Data Sufficiency

If n is a positive integer and r is the remainder when (n-1)(n+1) is divided by 24, what is the value of r?

1) n is not divisible by 2.
2) n is not divisible by 3.

daretodream wrote:If n is a positive integer and r is the remainder when (n-1)(n+1) is divided by 24, what is the value of r?

1) n is not divisible by 2.
2) n is not divisible by 3.

1) let n = 3 the remainder 8/24 = 8 Let n =5 the remainder = 0 ; Not sufficient
2) n= 2 the remainder = 3 n =4 remainder = 15 ; Not sufficient

Combining n =5, remainder = 1; n =7 remainder =0; n = 11 , remainder = 0; n =13 remainder =168

This is because if n is divisible by 2 n+1 and n-1 both are divisible by 2 and( n+1)* (n-1) is a multiple of 8 and one of them is a multiple of 3 if n is an odd number and not a multiple of 3

Sufficient

C

daretodream wrote:If n is a positive integer and r is the remainder when (n-1)(n+1) is divided by 24, what is the value of r?

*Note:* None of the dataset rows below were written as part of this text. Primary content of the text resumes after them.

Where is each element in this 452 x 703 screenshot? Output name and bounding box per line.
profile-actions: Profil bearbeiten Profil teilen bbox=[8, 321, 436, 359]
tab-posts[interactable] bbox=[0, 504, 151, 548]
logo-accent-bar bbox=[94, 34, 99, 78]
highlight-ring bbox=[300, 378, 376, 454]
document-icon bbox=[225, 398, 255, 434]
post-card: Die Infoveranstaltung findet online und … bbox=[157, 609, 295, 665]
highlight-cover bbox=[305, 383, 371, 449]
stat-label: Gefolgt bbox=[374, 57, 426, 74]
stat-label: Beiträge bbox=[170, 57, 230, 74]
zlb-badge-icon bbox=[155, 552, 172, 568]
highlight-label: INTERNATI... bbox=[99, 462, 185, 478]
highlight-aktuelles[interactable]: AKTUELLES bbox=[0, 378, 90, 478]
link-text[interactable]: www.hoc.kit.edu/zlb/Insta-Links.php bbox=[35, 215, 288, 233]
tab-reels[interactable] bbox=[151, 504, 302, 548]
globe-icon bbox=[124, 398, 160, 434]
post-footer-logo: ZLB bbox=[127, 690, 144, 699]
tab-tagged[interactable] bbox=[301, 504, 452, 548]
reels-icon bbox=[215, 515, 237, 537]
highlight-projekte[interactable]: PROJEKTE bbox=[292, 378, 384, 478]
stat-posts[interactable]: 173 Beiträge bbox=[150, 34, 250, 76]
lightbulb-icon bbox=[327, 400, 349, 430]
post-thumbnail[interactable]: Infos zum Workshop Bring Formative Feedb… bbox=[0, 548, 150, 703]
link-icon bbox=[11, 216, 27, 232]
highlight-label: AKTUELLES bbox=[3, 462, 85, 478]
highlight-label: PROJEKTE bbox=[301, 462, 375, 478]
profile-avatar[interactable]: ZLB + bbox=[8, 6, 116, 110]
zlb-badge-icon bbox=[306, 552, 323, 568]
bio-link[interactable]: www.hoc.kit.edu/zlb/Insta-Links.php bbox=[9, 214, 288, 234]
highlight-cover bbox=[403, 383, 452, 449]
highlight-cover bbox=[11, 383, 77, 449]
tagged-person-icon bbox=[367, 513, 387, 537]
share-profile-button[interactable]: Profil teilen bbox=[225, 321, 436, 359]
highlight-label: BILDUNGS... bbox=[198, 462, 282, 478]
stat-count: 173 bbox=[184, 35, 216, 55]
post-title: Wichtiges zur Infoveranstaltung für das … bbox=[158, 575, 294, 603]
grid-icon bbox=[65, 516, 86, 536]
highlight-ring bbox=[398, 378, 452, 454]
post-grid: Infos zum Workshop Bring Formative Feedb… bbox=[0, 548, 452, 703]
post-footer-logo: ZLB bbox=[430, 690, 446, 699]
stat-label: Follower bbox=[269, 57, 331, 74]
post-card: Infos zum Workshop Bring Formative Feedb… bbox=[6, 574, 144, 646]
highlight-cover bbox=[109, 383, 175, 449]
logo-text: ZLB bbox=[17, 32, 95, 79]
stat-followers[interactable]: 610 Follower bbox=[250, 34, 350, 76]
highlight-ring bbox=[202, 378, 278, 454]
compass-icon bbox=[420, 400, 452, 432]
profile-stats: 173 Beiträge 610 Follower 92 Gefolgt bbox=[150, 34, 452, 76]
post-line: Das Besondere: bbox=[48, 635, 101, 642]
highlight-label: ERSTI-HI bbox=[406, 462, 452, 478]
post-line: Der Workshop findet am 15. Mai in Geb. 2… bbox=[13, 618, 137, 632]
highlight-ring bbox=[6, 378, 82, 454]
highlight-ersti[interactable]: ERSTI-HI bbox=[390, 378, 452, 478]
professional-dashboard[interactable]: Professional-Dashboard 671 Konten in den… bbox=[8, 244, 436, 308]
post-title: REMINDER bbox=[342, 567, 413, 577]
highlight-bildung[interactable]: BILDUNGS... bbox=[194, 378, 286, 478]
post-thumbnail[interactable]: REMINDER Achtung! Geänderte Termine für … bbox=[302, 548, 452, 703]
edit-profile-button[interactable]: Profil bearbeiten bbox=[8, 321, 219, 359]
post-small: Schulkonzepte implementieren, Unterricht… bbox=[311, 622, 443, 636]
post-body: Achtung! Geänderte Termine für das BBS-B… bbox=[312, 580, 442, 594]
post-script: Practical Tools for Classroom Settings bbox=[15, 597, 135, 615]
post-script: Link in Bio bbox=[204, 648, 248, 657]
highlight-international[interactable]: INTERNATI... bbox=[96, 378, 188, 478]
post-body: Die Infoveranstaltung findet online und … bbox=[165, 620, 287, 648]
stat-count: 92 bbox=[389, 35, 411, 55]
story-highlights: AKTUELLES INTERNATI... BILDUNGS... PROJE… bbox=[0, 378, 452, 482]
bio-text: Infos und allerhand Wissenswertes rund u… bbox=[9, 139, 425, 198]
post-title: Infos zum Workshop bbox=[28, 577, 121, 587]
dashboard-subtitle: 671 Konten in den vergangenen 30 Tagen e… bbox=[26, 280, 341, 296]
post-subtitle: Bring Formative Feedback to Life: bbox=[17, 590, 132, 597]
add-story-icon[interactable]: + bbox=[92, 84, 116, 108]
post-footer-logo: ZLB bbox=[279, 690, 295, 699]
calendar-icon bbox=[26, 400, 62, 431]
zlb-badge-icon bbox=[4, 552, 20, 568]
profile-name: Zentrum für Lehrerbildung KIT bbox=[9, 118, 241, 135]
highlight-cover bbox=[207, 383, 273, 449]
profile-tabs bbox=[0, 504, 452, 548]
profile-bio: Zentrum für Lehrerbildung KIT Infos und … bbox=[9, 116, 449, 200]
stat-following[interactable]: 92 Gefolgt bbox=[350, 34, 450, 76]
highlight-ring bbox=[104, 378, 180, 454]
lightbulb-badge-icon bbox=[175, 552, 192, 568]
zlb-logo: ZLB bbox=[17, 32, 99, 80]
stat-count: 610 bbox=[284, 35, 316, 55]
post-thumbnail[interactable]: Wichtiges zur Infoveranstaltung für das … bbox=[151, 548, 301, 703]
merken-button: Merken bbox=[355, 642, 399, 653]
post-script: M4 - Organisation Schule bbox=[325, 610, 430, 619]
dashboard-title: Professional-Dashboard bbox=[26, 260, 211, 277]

1) n is not divisible by 2.
2) n is not divisible by 3.

IMO it should be C,

1. Is not suff because it only tells us that the N is odd and we can diff possibilities for it for e.g n= 9 which means (n-1)(n+1)=8x10=80 which is gives a remainder of 8 and we can also have N= 5 where (n-1)(n+1)= 4x6=24 remainder =0

2. Similarly this is not suff; and we can have diff values like n=8 , (n-1)(n+1)=7x9 = 63, hence r= 15 and we have n=5 as well where r =0.

But we combine both these 2 we would get values with the pattern as N=5, 7, 11, 13, 17, 19, 23, .... and in all these cases (n-1)(n+1) will give us the remainder as 0 only ((n-1)(n+1) will have multiples of 2, and 3).